HEADLINE: Fallout from farm bill News media attention to the price of subsidies might have a silver lining.

BYLINE: 8

BODY:
What if America were to eliminate agriculture? University of California ag economist Steven Blank proposes in his writings that our country could buy food more cheaply from foreign countries and use farmland for "high-value uses" such as recreation and urban expansion.

That disquieting proposal, which runs counter to the lifestyle and economic interest of many Midlanders, was attacked by a speaker at this weekend's Nebraska Farmers Union's annual meeting. William Heffernan, a professor in the department of rural sociology at the University of Missouri, claims instead that continued concentration of the food industry and globalization threaten America's food security.

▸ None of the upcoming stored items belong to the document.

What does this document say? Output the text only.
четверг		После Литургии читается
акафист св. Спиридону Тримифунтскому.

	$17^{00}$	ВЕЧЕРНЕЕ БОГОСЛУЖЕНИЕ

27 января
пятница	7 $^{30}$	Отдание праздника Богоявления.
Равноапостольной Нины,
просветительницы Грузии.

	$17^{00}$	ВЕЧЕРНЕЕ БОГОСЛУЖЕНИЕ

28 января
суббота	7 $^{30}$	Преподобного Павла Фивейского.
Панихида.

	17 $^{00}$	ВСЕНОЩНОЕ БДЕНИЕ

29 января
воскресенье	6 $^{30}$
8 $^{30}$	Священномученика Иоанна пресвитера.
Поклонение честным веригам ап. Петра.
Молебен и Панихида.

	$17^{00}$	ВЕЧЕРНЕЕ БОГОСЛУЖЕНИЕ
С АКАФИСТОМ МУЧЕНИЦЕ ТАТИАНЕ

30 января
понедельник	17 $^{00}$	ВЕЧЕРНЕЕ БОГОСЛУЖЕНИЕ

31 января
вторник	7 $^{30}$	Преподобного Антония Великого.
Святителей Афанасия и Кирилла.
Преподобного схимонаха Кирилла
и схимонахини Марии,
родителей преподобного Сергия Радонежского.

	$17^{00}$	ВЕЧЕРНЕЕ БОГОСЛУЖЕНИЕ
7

Faced with oil crises and global terror concerns, we believe it's legitimate to develop an agricultural policy to protect a domestic food supply. However, as we've said here before, the current farm-bill system has done a woefully poor job in its attempts to do that and to prop up rural America.

While we disagree with Blank's theory that America will "outgrow" agriculture, he's probably on target with his 2001 observation that "an increasingly urban America has tired of subsidizing our farmers and ranchers. Agriculture is losing its appeal as an investment for our nation."

Congressman Tom Osborne says the beating President Bush took in The Wall Street Journal and New York Times over his support for the farm bill is part of the reason that hopes for drought aid seem increasingly dim. The Times hasn't forgotten the issue, either. In an article published last weekend, the paper's magazine looked at rising poverty and crime and drug use in rural America.

We believe the coverage, focused heavily on Nebraska, is an overly gloomy assessment. Still, it made some interesting comparisons between the problems of inner cities in the 1960s and'70s and those of present-day rural America. The Times says the rural collapse has been largely silent, unlike the cities' troubles, which generated a national debate about causes and solutions.

Rural America's dwindling population presents a problem in getting attention for rural issues (which the Times rightly notes are increasingly divorced from agriculture). Even in Nebraska, residents of the Omaha and Lincoln metro areas outnumber those in the rest of the state.

The increasing media spotlight can be a chance for rural leaders to forge substantive alliances to deal with rural America's problems. We hope rural leaders can turn the scrutiny into more productive agricultural policy.